O Brasil, contudo, é um relativizador dos efeitos paradoxalmente benéficos da catástrofe mundial. Aqui, essa emissão tende a aumentar em 2020, pela ação do desmatamento na Amazônia. O país governado por Bolsonaro, com o auxílio luxuoso de um Ricardo Salles, se converterá portanto em uma grande exceção. “No Brasil, 70% das emissões são da atividade agropastoril e do desmatamento”, comenta.
A tendência começou em 2015, quando a crise econômica do governo Dilma afrouxou a fiscalização dos órgãos ambientais. Agravou-se em 2016 por uma seca mais intensa que o normal. Houve ligeiro refresco nos dois anos seguintes e em 2019 subiu com força. “A única variável relevante é a guinada política que o país teve”, diz Nobre.

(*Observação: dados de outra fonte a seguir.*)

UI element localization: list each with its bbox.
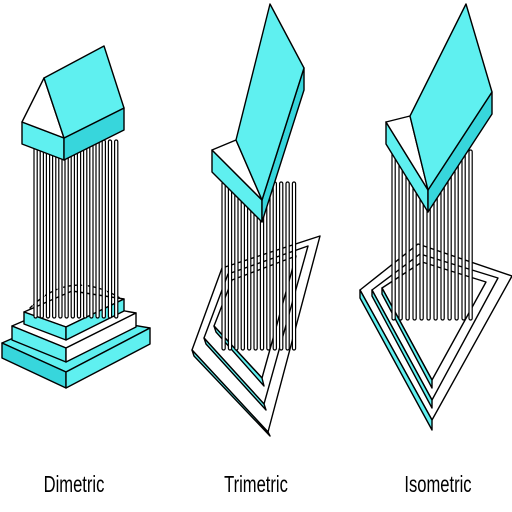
- dimetric-step-2-side: [65, 312, 137, 363]
- column: [227, 181, 233, 351]
- column: [107, 139, 113, 319]
- trimetric-temple: [191, 3, 321, 437]
- column: [76, 139, 82, 319]
- dimetric-columns: [33, 139, 119, 319]
- trimetric-columns: [221, 181, 297, 351]
- isometric-base: [359, 243, 512, 431]
- column: [285, 181, 290, 351]
- column: [391, 149, 396, 321]
- column: [58, 139, 63, 319]
- column: [113, 139, 119, 319]
- trimetric-roof: [211, 3, 305, 223]
- column: [33, 139, 38, 319]
- column: [89, 139, 94, 319]
- caption-trimetric: Trimetric: [224, 472, 288, 497]
- column: [64, 139, 69, 319]
- dimetric-roof: [21, 45, 125, 161]
- isometric-step-2-edge: [371, 289, 433, 409]
- caption-isometric: Isometric: [404, 472, 471, 497]
- isometric-step-1-edge: [359, 289, 433, 431]
- column: [39, 139, 45, 319]
- column: [221, 181, 226, 351]
- isometric-temple: [359, 3, 512, 431]
- column: [468, 149, 473, 321]
- caption-dimetric: Dimetric: [44, 472, 105, 497]
- column: [272, 181, 278, 351]
- trimetric-step-2-edge: [203, 337, 267, 411]
- column: [95, 139, 100, 319]
- dimetric-temple: [1, 45, 151, 389]
- column: [454, 149, 459, 321]
- column: [234, 181, 239, 351]
- dimetric-base: [1, 284, 151, 389]
- column: [240, 181, 245, 351]
- trimetric-step-3-edge: [213, 325, 265, 387]
- dimetric-roof-slope: [43, 45, 125, 139]
- column: [70, 139, 75, 319]
- column: [101, 139, 106, 319]
- trimetric-roof-slope: [235, 3, 305, 201]
- column: [461, 149, 466, 321]
- column: [82, 139, 88, 319]
- column: [398, 149, 403, 321]
- column: [279, 181, 284, 351]
- dimetric-step-1-side: [65, 327, 151, 389]
- isometric-roof: [385, 3, 493, 213]
- column: [291, 181, 297, 351]
- isometric-roof-slope: [409, 3, 493, 191]
- trimetric-step-1-edge: [191, 349, 271, 437]
- column: [51, 139, 57, 319]
- column: [45, 139, 51, 319]
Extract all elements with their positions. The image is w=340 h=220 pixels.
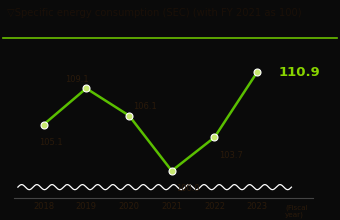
Text: 106.1: 106.1 <box>133 102 157 111</box>
Text: 109.1: 109.1 <box>65 75 88 84</box>
Text: 100.0: 100.0 <box>176 184 200 193</box>
Text: (Fiscal
year): (Fiscal year) <box>285 204 308 218</box>
Text: 105.1: 105.1 <box>39 138 63 147</box>
Text: 103.7: 103.7 <box>219 151 243 160</box>
Text: 110.9: 110.9 <box>278 66 320 79</box>
Text: ▽Specific energy consumption (SEC) (with FY 2021 as 100): ▽Specific energy consumption (SEC) (with… <box>7 8 302 18</box>
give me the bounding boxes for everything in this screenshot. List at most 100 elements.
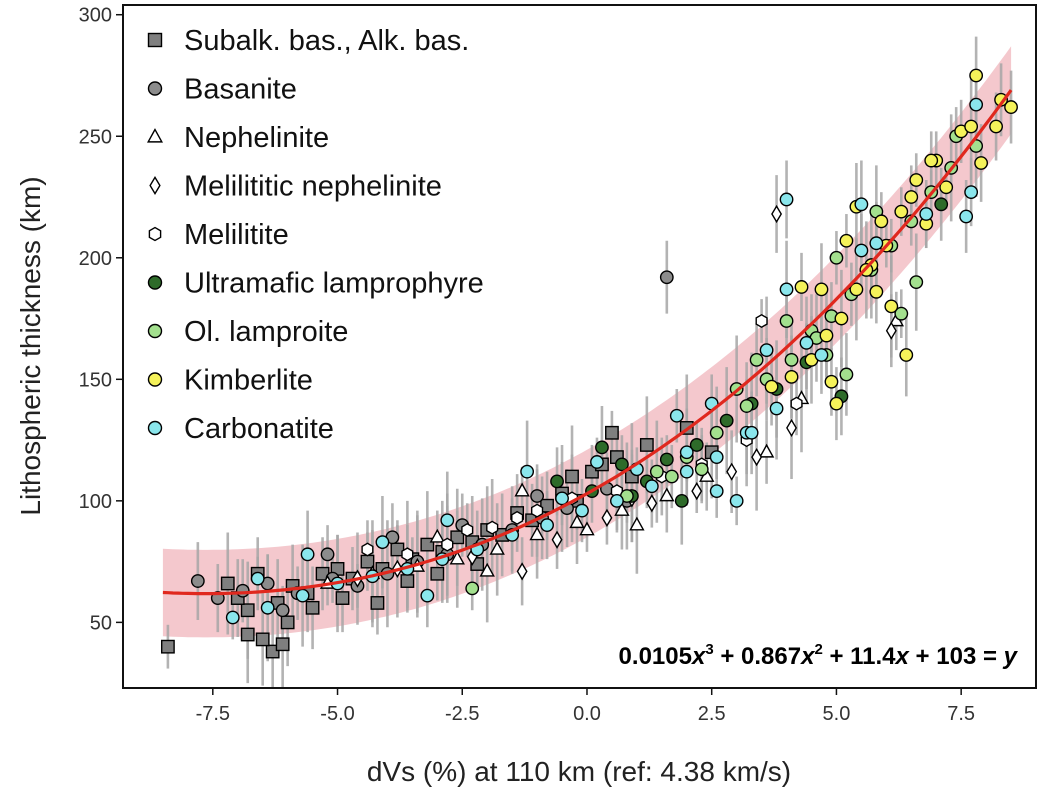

Se graças ao Brasil a redução global de queima de gases influencia menos a questão climática, é perturbador quando se pensa no que pode acontecer no sentido inverso, ou seja: na forma como modificações no meio ambiente podem produzir pandemias.
Zoonoses tendem a aparecer em situações de desequilíbrio ecológico, em que espécies de animais antes distantes fazem migrações. Convivências inesperadas com microorganismos antes isolados passam a acontecer.
Nobre não é biólogo e não sabe explicar porque a Amazônia ainda não originou nenhuma epidemia com capacidade global de propagação, mas alerta que a perturbação do bioma pode gerar consequências imprevisíveis. A Amazônia possui a maior coleção de microorganismos do mundo e é uma incógnita como essa fauna irá se adaptar à mudança de suas condições de vida.
Nas regiões polares, submetidas ao degelo das calotas, o campo é vasto para se projetar cenários catastróficos, em função do acúmulo de desequilíbrios.
O cientista lembra que Hollywood produziu bom entretenimento no passado fantasiando as consequências catastróficas que existiriam caso dinossauros reaparecessem, por algum fator disruptivo na lei natural. O perigo, contudo, está nos vírus e bactérias de milhares de anos atrás.
Eles estão congelados em camadas de terreno de forma permanente, que devem descongelar se a temperatura se aquecer. São camadas conhecidas como “permafrost”. Animais de grande porte extintos há várias eras não reviverão, mas a volta da atividade de vírus e bactérias de outros tempos é bastante factível. E não há resposta sobre o que estes microorganismos poderão provocar voltando à atividade.